Which interpretation is more likely to be true? That depends on plausibility and methodology. The less plausible the claim, the more likely it is that a positive result is erroneous and won’t replicate. The more rigorous the methodology, the more seriously we should take the results. These two factors have to work in tandem. No matter how rigorous the methodology seems, if the plausibility is low enough it still becomes more likely that the results are spurious.
This can come down to just math. Scientific results are often statistical, and the p-value gives us an estimate of the probability we would be seeing this data if the hypothesis were not true. What are the odds, for example, that we would be seeing a positive result from homeopathic treatments if homeopathy does not work for the indication being studied? Even an extremely impressive p-value of 0.001 means the odds are one in a thousand (assuming perfect methodology and execution of the study, which is not always a deserved assumption). But we have to compare that to the odds that our current understanding of the laws of physics, biology, physiology, and biochemistry are all sufficiently wrong to allow for homeopathy to work.
And this is where the disagreements typically exist – how do we estimate that probability? I find that proponents often casually toss aside the prior findings of science and are comfortable assuming profoundly deep levels of ignorance about how the universe works. Or they simply brush aside concerns over plausibility as being “closed minded” or practicing “scientism”. In fact, we are just practicing science. When it comes to homeopathy, I would place the probability that current scientific knowledge is sufficiently wrong to allow for the possibility that homeopathy works at millions or billions to one – orders of magnitude less likely than even a p-value of 0.001 being a statistical quirk. (I have summarized the reasons why multiple times, but here is a good one.)
The same is true of claims such as ESP or astrology. Acupuncture is more plausible, because at least something physical is happening, but if you define acupuncture as requiring the existence of acupuncture points, the plausibility again plummets.

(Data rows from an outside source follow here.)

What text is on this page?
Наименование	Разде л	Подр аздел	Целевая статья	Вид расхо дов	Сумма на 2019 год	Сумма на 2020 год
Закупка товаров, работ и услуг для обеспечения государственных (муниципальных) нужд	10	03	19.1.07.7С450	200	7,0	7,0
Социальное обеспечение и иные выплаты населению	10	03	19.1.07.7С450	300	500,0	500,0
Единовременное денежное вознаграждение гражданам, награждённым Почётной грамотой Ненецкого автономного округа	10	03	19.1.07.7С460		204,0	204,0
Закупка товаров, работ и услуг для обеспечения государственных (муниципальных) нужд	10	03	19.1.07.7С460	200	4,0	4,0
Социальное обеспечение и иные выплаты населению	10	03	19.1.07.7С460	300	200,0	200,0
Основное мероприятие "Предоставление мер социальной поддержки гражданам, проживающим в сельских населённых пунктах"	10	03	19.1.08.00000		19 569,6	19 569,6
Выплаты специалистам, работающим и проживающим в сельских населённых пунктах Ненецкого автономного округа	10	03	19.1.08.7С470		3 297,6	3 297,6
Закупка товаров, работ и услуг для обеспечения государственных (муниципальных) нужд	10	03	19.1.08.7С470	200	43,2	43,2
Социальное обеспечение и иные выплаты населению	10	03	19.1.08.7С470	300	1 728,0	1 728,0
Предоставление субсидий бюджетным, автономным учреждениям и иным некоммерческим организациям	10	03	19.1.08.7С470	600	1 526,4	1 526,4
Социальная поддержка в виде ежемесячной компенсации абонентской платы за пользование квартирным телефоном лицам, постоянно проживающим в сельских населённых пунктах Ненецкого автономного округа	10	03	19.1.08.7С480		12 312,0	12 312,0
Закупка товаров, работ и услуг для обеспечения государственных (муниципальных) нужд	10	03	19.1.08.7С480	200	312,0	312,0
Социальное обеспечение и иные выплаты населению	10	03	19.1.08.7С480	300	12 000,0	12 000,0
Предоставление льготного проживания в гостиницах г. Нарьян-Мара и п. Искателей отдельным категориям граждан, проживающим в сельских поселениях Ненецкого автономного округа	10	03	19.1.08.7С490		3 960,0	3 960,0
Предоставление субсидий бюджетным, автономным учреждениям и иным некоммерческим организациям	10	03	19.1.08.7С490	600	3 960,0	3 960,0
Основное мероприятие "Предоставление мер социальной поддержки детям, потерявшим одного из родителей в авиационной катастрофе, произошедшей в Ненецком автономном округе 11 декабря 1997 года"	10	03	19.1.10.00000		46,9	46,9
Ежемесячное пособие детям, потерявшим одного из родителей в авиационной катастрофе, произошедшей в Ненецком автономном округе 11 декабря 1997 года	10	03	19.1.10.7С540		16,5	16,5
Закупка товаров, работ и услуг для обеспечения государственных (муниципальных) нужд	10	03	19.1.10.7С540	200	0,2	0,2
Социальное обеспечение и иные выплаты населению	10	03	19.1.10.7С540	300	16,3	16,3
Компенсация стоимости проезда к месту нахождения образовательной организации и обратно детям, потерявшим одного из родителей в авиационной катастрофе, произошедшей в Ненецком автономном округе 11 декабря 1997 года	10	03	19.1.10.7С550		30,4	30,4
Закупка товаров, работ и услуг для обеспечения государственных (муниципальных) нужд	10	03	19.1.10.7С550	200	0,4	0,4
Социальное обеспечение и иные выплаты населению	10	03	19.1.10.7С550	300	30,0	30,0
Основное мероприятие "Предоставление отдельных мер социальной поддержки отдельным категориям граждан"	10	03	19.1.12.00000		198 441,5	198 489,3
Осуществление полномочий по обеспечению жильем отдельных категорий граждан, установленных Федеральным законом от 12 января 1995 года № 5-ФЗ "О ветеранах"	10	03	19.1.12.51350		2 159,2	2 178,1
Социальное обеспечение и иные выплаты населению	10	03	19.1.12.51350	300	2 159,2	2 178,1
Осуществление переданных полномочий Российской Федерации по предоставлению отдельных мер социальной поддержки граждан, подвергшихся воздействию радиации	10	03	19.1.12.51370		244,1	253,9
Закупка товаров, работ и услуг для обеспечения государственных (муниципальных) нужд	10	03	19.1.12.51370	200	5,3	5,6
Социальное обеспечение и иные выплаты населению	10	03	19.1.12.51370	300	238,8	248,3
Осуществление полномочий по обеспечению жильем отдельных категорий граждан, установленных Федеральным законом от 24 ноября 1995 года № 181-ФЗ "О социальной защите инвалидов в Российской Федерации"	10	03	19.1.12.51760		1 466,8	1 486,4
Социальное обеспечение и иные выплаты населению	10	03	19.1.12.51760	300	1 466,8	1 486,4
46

But it is important to understand that an SBM or skeptical analysis of these claims does not end with an assessment of plausibility. Despite the low plausibility, we still undertake a technical analysis of the literature. Not surprisingly, in every case (so far – but I am always willing to keep looking) the claims with extremely low plausibility all show that same patterns of methodology and results. There is always some potentially fatal flaw with the methodology, and the findings never convincingly replicate. What we never see is a quality of evidence above the threshold where rejecting the null hypothesis is reasonable. This is likely not a coincidence (that low probability claims also tend to have low quality or flawed evidence).
What we never see is rigorous studies with significant positive effects, reasonable effects sizes, and consistent replication. What we do see is gaming of the system, with a range of sophistication, but generally unconvincing evidence, and cries of being unfair for even considering plausibility.